I came across this story, just before shutting my laptop down and getting on with my day. For some reason I kept recalling it and mulling it over. Could I contain myself for a whole year and spend only what is necessary on food and basics?
http://www.cbc.ca/video/popup_nlp.html?http://www.cbc.ca/mrl3/8752/news/features/dunn-nospend-081226.wmv
Could I? I'm certainly intrigued as I consider it. It raises a tricky question for me. What does money and spending mean to me? As I contemplate the answer I then wonder... have I really fallen into the cliche where I've somehow tied money to feelings of self worth? I've used a mantra for a while now relating to money and not spending what I don't have. Since starting with it I have a new washer and dryer, a new house and just last week a new snow blower. This week... a new crock pot. The more I think about it the less I feel intrigued and instead feel fearfully compelled to take this challenge on. I have nothing to lose and lot to gain by such an adventure. (this is me talking myself into it)

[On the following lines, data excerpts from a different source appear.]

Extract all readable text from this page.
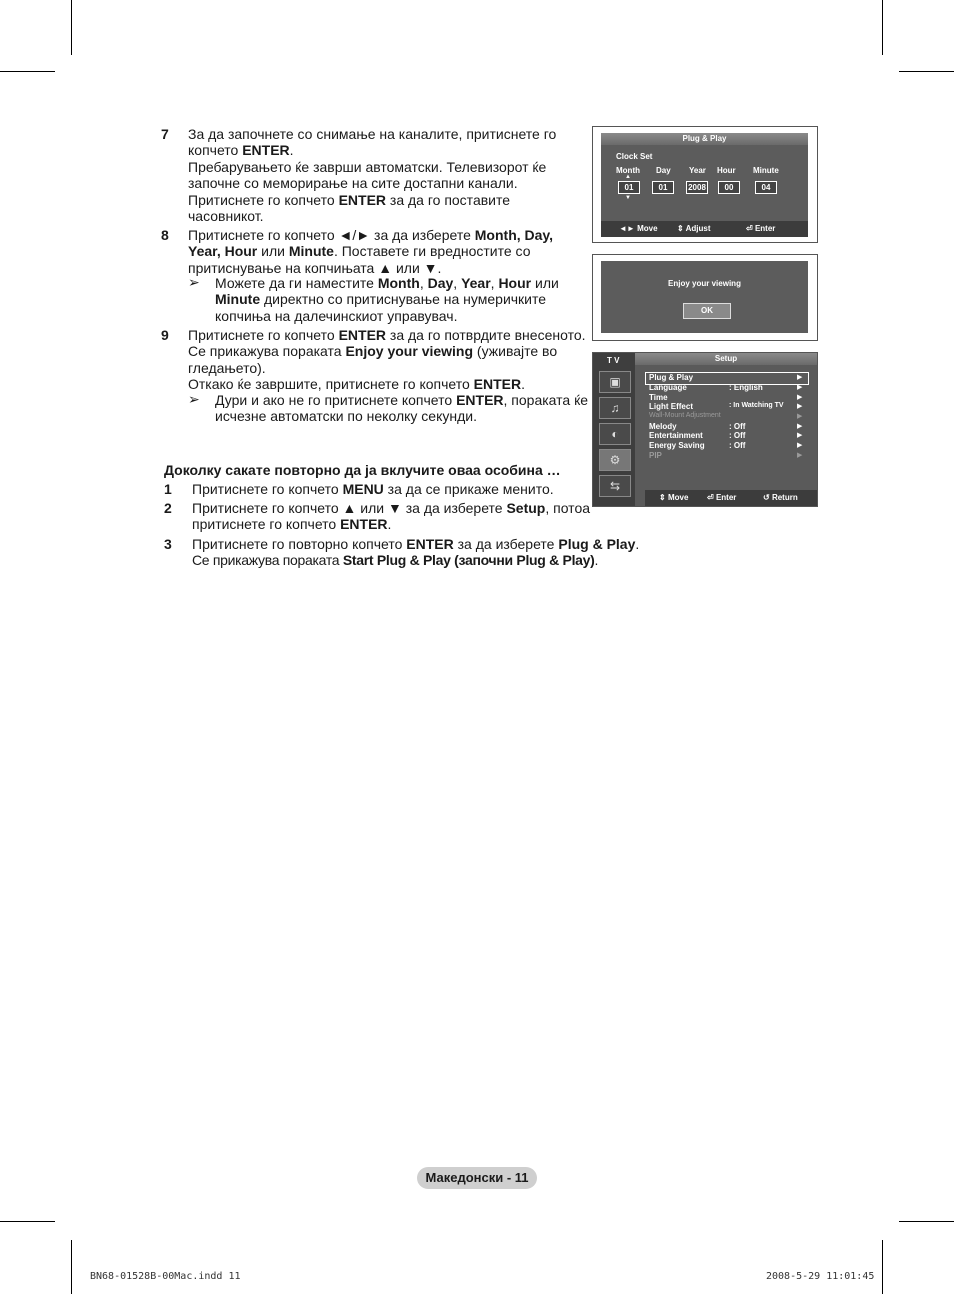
7 За да започнете со снимање на каналите, притиснете го
копчето ENTER.
Пребарувањето ќе заврши автоматски. Телевизорот ќе
започне со меморирање на сите достапни канали.
Притиснете го копчето ENTER за да го поставите
часовникот.
8 Притиснете го копчето ◄/► за да изберете Month, Day,
Year, Hour или Minute. Поставете ги вредностите со
притиснување на копчињата ▲ или ▼.
➢ Можете да ги наместите Month, Day, Year, Hour или
Minute директно со притиснување на нумеричките
копчиња на далечинскиот управувач.
9 Притиснете го копчето ENTER за да го потврдите внесеното.
Се прикажува пораката Enjoy your viewing (уживајте во
гледањето).
Откако ќе завршите, притиснете го копчето ENTER.
➢ Дури и ако не го притиснете копчето ENTER, пораката ќе
исчезне автоматски по неколку секунди.
Доколку сакате повторно да ја вклучите оваа особина …
1 Притиснете го копчето MENU за да се прикаже менито.
2 Притиснете го копчето ▲ или ▼ за да изберете Setup, потоа
притиснете го копчето ENTER.
3 Притиснете го повторно копчето ENTER за да изберете Plug & Play.
Се прикажува пораката Start Plug & Play (започни Plug & Play).
Plug & Play
Clock Set
Month Day Year Hour Minute
▲
01	01	2008	00	04
▼
◄► Move ⇕ Adjust	⏎ Enter
Enjoy your viewing
OK
T V
▣
♫
◐
⚙
⇆
Setup
Plug & Play	▶
Language	: English	▶
Time	▶
Light Effect	: In Watching TV ▶
Wall-Mount Adjustment	▶
Melody	: Off	▶
Entertainment	: Off	▶
Energy Saving	: Off	▶
PIP	▶
⇕ Move ⏎ Enter	↺ Return
Македонски - 11
BN68-01528B-00Mac.indd 11	2008-5-29 11:01:45
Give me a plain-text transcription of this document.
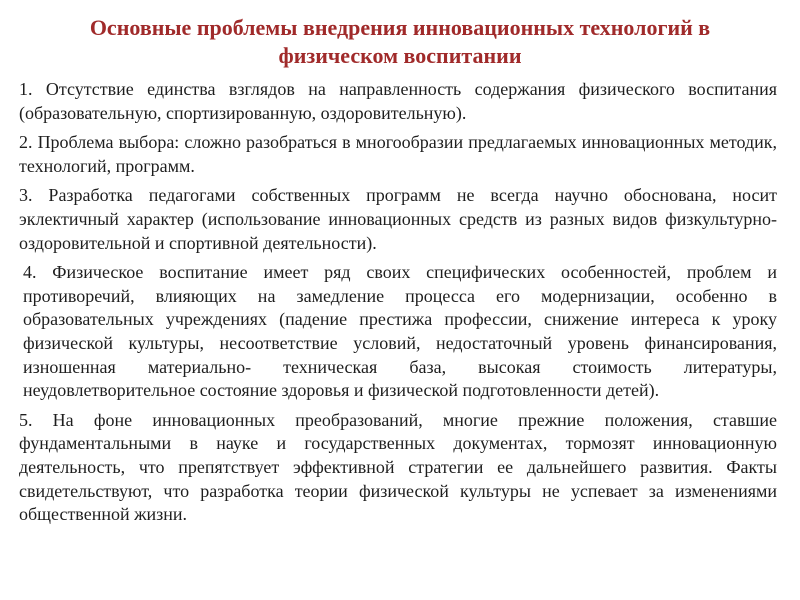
Основные проблемы внедрения инновационных технологий в физическом воспитании

1. Отсутствие единства взглядов на направленность содержания физического воспитания (образовательную, спортизированную, оздоровительную).

2. Проблема выбора: сложно разобраться в многообразии предлагаемых инновационных методик, технологий, программ.

3. Разработка педагогами собственных программ не всегда научно обоснована, носит эклектичный характер (использование инновационных средств из разных видов физкультурно-оздоровительной и спортивной деятельности).

4. Физическое воспитание имеет ряд своих специфических особенностей, проблем и противоречий, влияющих на замедление процесса его модернизации, особенно в образовательных учреждениях (падение престижа профессии, снижение интереса к уроку физической культуры, несоответствие условий, недостаточный уровень финансирования, изношенная материально- техническая база, высокая стоимость литературы, неудовлетворительное состояние здоровья и физической подготовленности детей).

5. На фоне инновационных преобразований, многие прежние положения, ставшие фундаментальными в науке и государственных документах, тормозят инновационную деятельность, что препятствует эффективной стратегии ее дальнейшего развития. Факты свидетельствуют, что разработка теории физической культуры не успевает за изменениями общественной жизни.
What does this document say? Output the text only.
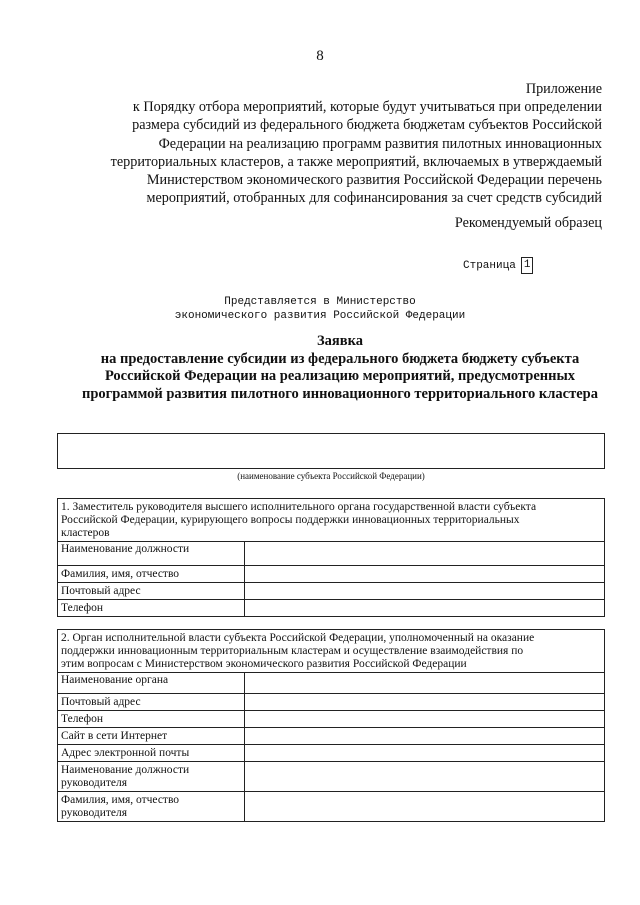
8
Приложение
к Порядку отбора мероприятий, которые будут учитываться при определении
размера субсидий из федерального бюджета бюджетам субъектов Российской
Федерации на реализацию программ развития пилотных инновационных
территориальных кластеров, а также мероприятий, включаемых в утверждаемый
Министерством экономического развития Российской Федерации перечень
мероприятий, отобранных для софинансирования за счет средств субсидий
Рекомендуемый образец
Страница 1
Представляется в Министерство
экономического развития Российской Федерации
Заявка
на предоставление субсидии из федерального бюджета бюджету субъекта
Российской Федерации на реализацию мероприятий, предусмотренных
программой развития пилотного инновационного территориального кластера
(наименование субъекта Российской Федерации)
1. Заместитель руководителя высшего исполнительного органа государственной власти субъекта
Российской Федерации, курирующего вопросы поддержки инновационных территориальных
кластеров	

Наименование должности	
Фамилия, имя, отчество	
Почтовый адрес	
Телефон	
2. Орган исполнительной власти субъекта Российской Федерации, уполномоченный на оказание
поддержки инновационным территориальным кластерам и осуществление взаимодействия по
этим вопросам с Министерством экономического развития Российской Федерации	

Наименование органа	
Почтовый адрес	
Телефон	
Сайт в сети Интернет	
Адрес электронной почты	
Наименование должности руководителя	
Фамилия, имя, отчество руководителя	
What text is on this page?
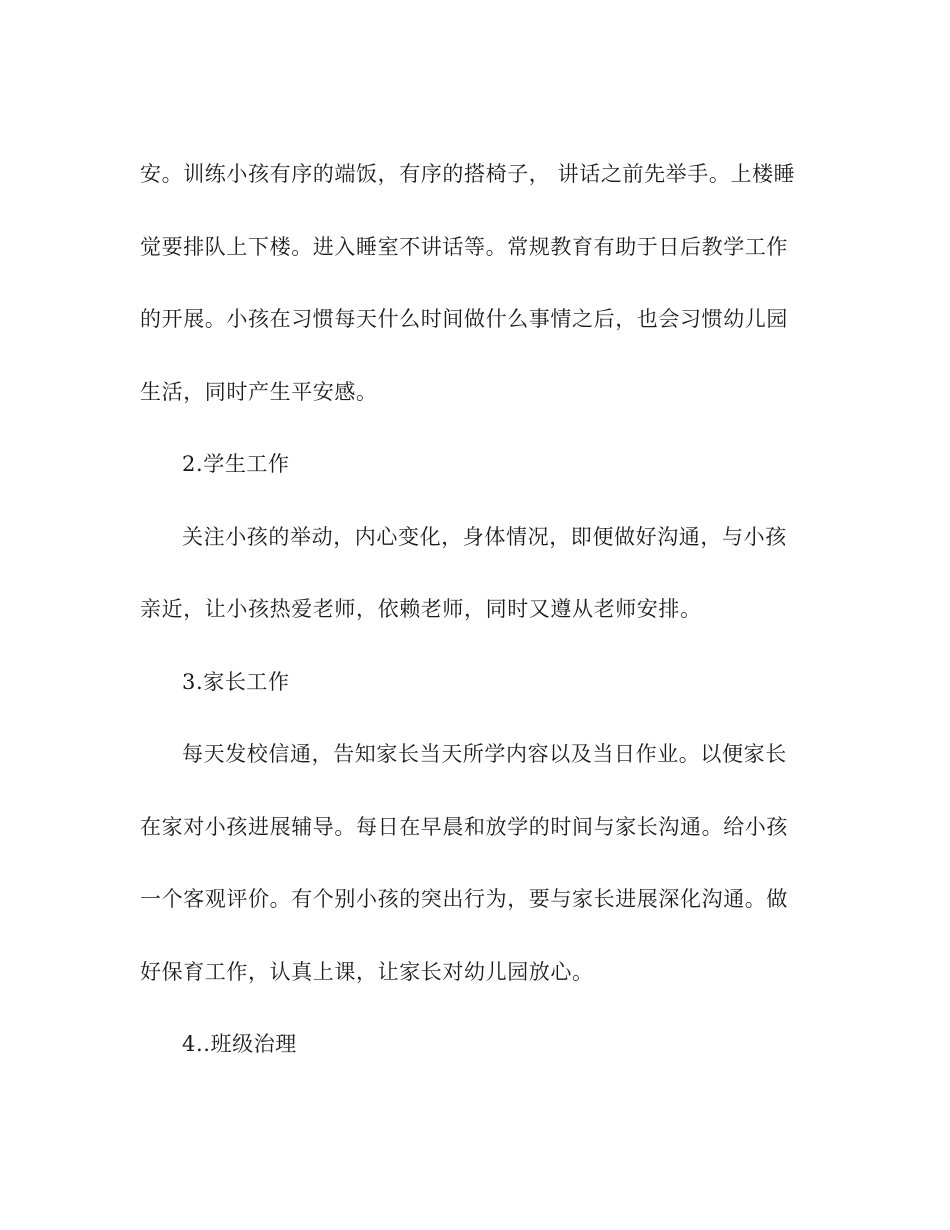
安。训练小孩有序的端饭，有序的搭椅子， 讲话之前先举手。上楼睡
觉要排队上下楼。进入睡室不讲话等。常规教育有助于日后教学工作
的开展。小孩在习惯每天什么时间做什么事情之后，也会习惯幼儿园
生活，同时产生平安感。
2.学生工作
关注小孩的举动，内心变化，身体情况，即便做好沟通，与小孩
亲近，让小孩热爱老师，依赖老师，同时又遵从老师安排。
3.家长工作
每天发校信通，告知家长当天所学内容以及当日作业。以便家长
在家对小孩进展辅导。每日在早晨和放学的时间与家长沟通。给小孩
一个客观评价。有个别小孩的突出行为，要与家长进展深化沟通。做
好保育工作，认真上课，让家长对幼儿园放心。
4..班级治理
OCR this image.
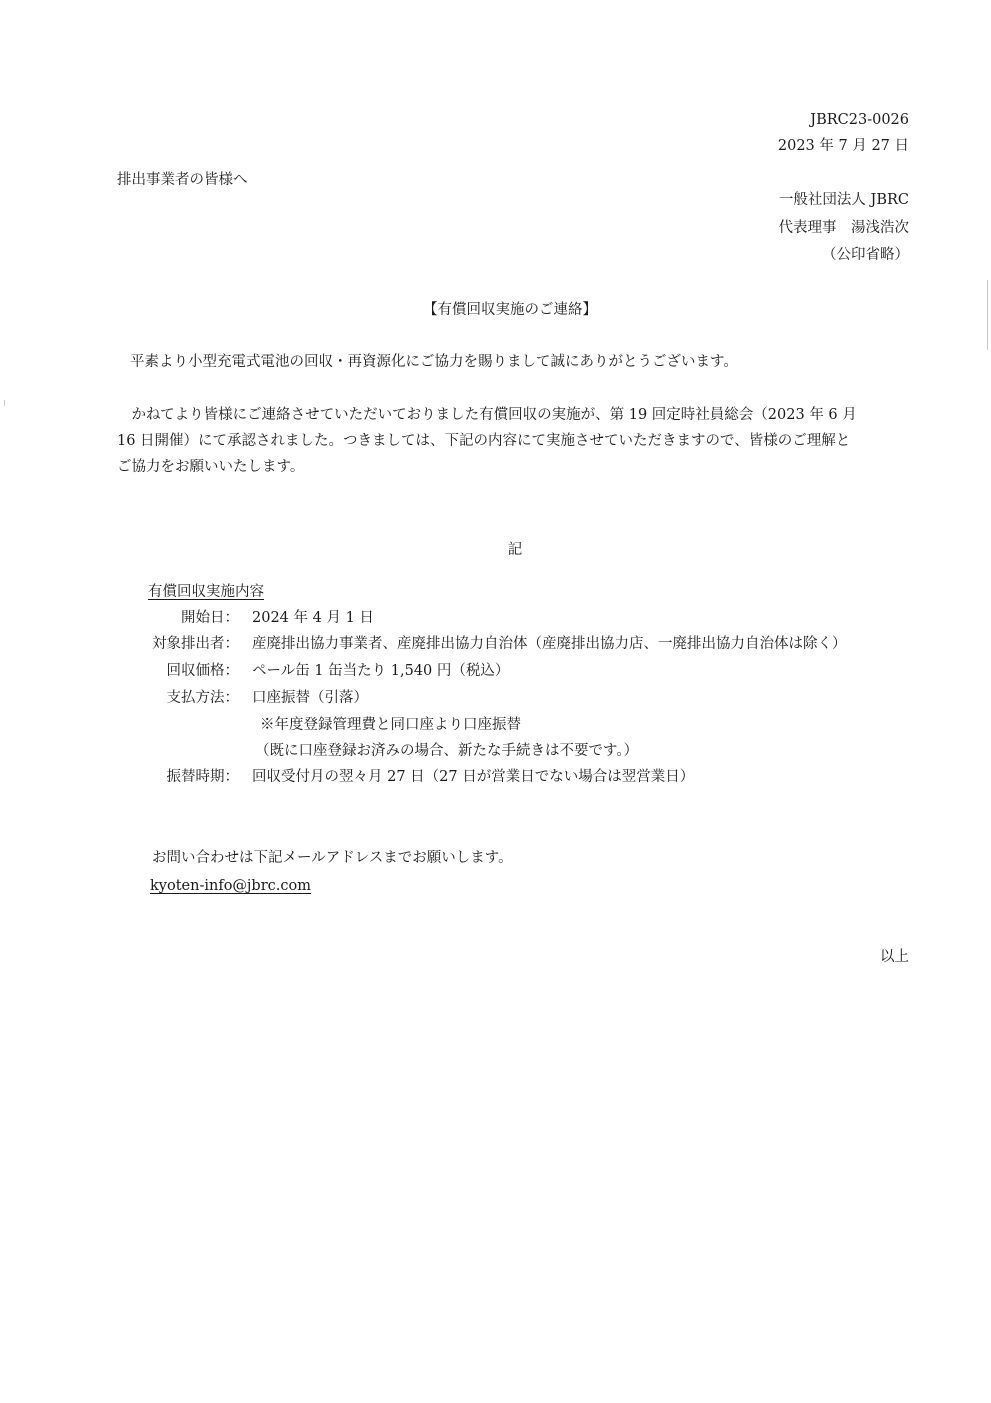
JBRC23-0026
2023 年 7 月 27 日
排出事業者の皆様へ
一般社団法人 JBRC
代表理事　湯浅浩次
（公印省略）
【有償回収実施のご連絡】
平素より小型充電式電池の回収・再資源化にご協力を賜りまして誠にありがとうございます。
　かねてより皆様にご連絡させていただいておりました有償回収の実施が、第 19 回定時社員総会（2023 年 6 月
16 日開催）にて承認されました。つきましては、下記の内容にて実施させていただきますので、皆様のご理解と
ご協力をお願いいたします。
記
有償回収実施内容
開始日： 2024 年 4 月 1 日
対象排出者： 産廃排出協力事業者、産廃排出協力自治体（産廃排出協力店、一廃排出協力自治体は除く）
回収価格： ペール缶 1 缶当たり 1,540 円（税込）
支払方法： 口座振替（引落）
※年度登録管理費と同口座より口座振替
（既に口座登録お済みの場合、新たな手続きは不要です。）
振替時期： 回収受付月の翌々月 27 日（27 日が営業日でない場合は翌営業日）
お問い合わせは下記メールアドレスまでお願いします。
kyoten-info@jbrc.com
以上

But am I up for it? I want to be. I want to be rid of the pangs of disappointment I feel with myself as I consume. (the consumption tax) I don't want to be a "consumer". I wanna be real about this challenge and so I think I'll consider it a 6 month challenge. I take some relief in knowing I have a whopping $400 plus in gift certificates in my wallet.
As my ever supportive and enthusiastic husband and I discuss the rules of how this will play out I'm unwittingly trying to figure out if there is anything I need before I start. I may not feel up to the challenge but I definitely need it!